Morbert said:
Could you expand on this? I.e. What do you think is the significance of the Diosi paper re/ incompleteness of CH?
gentzen said:
The Diosi paper is a strong indication that a closer investigation of (tensor) products should have been done, or rather that issues which occur in the context of (tensor) products had been neglected before. Which issues exactly I cannot say, because I have not done that investigation either. Maybe this is related to what Griffiths writes in the section "8.4 Open issues" (or maybe not):
I now studied more in detail what people do with CH and what they
wrote about it. Basically, they do what is convenient, and this includes working with inhomogeneous histories by just algebraically adding them. Section "
8.4.1 Entangled histories" is about something less convenient, even so it also happens when you use such inhomogeneous histories for coarse graining. In conclusion, I would say that this section is unrelated to a closer investigation of (tensor) products.
Getting rid of the real part in the consistency condition is desirable, because it simplifies the structure of the theory, and is also the right thing to do in many ways. But improving the analysis of (tensor) products and independence would probably just indicate that those don't force giving up that real part. In a certain sense, CH is constructed in a simple but non-relativistic way. And classical logic (and probability theory) too are enforced in CH in a rather simple way. That is a strength, not a weakness. But it makes it hard to upgrade CH to QFT (without sacrificing that simplicity), and also hard to "properly" analyse locality with it (without slightly cheating, by going outside of the provided logical language, and by "proving too little").
Morbert said:
@gentzen I think it's ok to interrogate assumed distinctions in interpretations.
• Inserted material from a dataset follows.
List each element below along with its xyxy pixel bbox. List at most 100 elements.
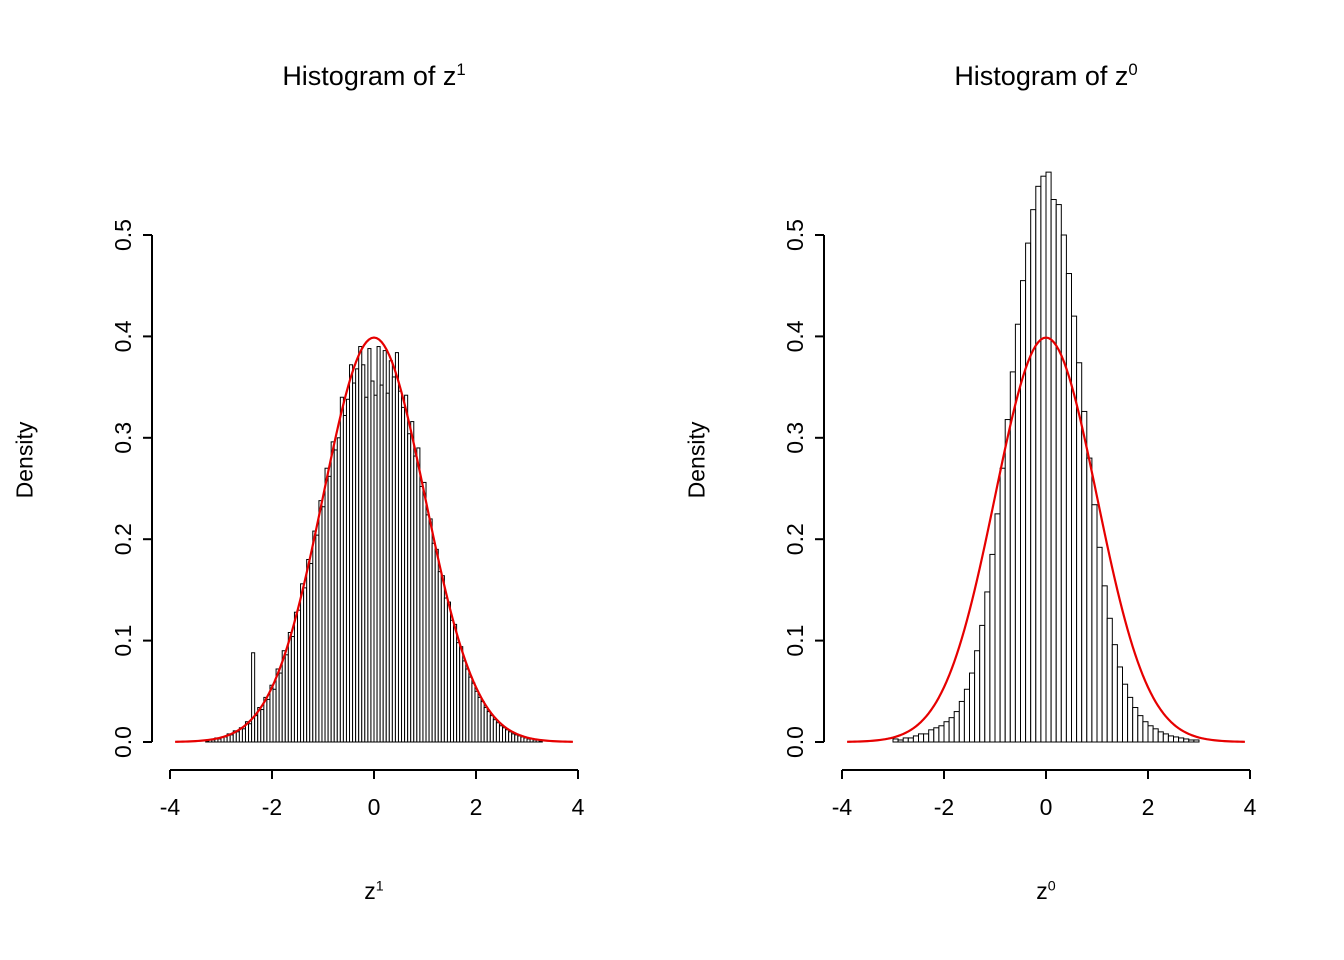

Lubos Motl once called consistent histories a homework problem for Copenhagen. There's no problem with Saunders arguing that Hartle agrees with him if his argument is interesting (I don't know if it is). And if consistent histories as a project ends up being useful to people doing work on many worlds, great!
Saunders claims
here that people like Halliwell or Hartle would actually support MWI. I always wondered where the claim that CH and MWI were nearly identical came from. This video made me look into Saunders writtings, and indeed I could find that claim there, written in way that I did not like. Wallace later demonstrated how such "content" can be written in an appropriate way, by inserting footnotes like "I do not want to make any historical claim here as to the influence or otherwise of Dowker and Kent’s work on proponents of consistent-histories approaches: my account is intended to capture the logic of the situation, rather than its chronology." or by parenthetical clarifications like "(And indeed, this is how Hartle, on my reading, does seem to understand it; see Hartle 2010.)"
For Saunders, I didn't yet read stuff that felt like being influenced by CH, Hartle, or Gell-Mann. For Wallace, it was rather the opposite, that I first heard stuff from him, which I thought made sense, and later found out that Hartle had said similar things (I don't care who said them first, they could be wrong anyway)
What is an Observer? A Panel with James Hartle, Susanne Still, David Wallace, and Alan Guth
The Return of the Observer by James Hartle
For Wallace, what confuses me is how he can base arguments for MWI on CH, and then claim that MWI would just work for QFT, while CH seems non-relativistic to me.
Morbert said:
Also, Weinberg's objections here seem somewhat subjective. Just as a the freedom of a physicist to choose a coarse-graining is a feature not a bug, perhaps the ability to choose from different fine-grainings is also a feature.
I find his objections fair, because both Griffiths and Omnès are quite clear that they like Copenhagen in general. So it seems fair to use the general objections against instrumentalism against them.